Retailers across Europe are striking a cautious tone amid signs a tentative economic recovery has yet to boost consumer spending and fears that steps to bring down government deficits, like raising taxes, could hit confidence in the months ahead.

Cheshire said there were encouraging signs, like a pick-up in housing market deals and a trend towards do-it-yourself as cash-strapped consumers spend more time at home.

However, Kingfisher was planning conservatively and continuing to focus on cutting costs and boosting profit margins by, for example, purchasing more goods directly from cheaper manufacturing centres in Asia.

“We’re not really expecting any help from the market," Cheshire told a conference call.

Kingfisher, which runs market leader B&Q in Britain and Castorama in France, said sales at stores open at least a year fell 3% in the three months to 31 January, the fourth quarter of its financial year.

That included falls of 3.5% at B&Q, 4.6% at French chains Castorama and Brico Depot, and 4.7% in Poland as bad weather kept shoppers at home for much of January.

Gross profit margins, however, were “up strongly" at B&Q and flat in France, following a trend which saw Kingfisher raise profit expectations repeatedly throughout 2009.

Slightly Ahead

Kingfisher, which runs over 830 stores in eight countries, said it expected profit before tax and one-off items for the year ended January 31 would be slightly ahead of analysts’ consensus forecast of 540 million pounds ($844 million).

That would be up from 368 million the year before.

“While investors have been fairly unforgiving on companies reporting weak sales even if accompanied by good margin performance we believe that Kingfisher should be treated more sympathetically given the progress it has made in 2009-10," Credit Suisse analysts said in a research note.

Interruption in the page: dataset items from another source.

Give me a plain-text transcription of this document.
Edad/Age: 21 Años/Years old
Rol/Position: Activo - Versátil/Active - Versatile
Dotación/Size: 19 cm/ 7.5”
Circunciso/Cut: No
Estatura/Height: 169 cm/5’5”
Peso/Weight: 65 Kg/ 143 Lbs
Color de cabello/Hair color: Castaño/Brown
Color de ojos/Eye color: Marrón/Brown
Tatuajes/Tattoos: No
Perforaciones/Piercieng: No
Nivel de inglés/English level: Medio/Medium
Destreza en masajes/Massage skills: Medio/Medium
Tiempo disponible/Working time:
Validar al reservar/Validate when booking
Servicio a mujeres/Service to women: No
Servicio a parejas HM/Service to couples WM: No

At 0850 GMT Kingfisher shares, which surged about three-quarters in value in 2009 but have fallen around 7% so far this year, were up 1% at 215.3 pence, beating a 0.2% rise on the DJ Stoxx European retail index.

Shore Capital analyst Kate Calvert nudged up her full-year profit forecast to £545 million from £531 million and raised her rating on Kingfisher shares to “hold" from “sell".

Kingfisher, the world’s third-biggest home improvements retailer behind US groups Lowe’s Cos and industry leader Home Depot, said like-for-like sales in China jumped 29.2% in the fourth quarter.

That reversed a big fall in the same period the year before and could raise hopes a radical restructuring of the business there, which has included closing shops and trialling new store formats, could return it to profitability after heavy losses.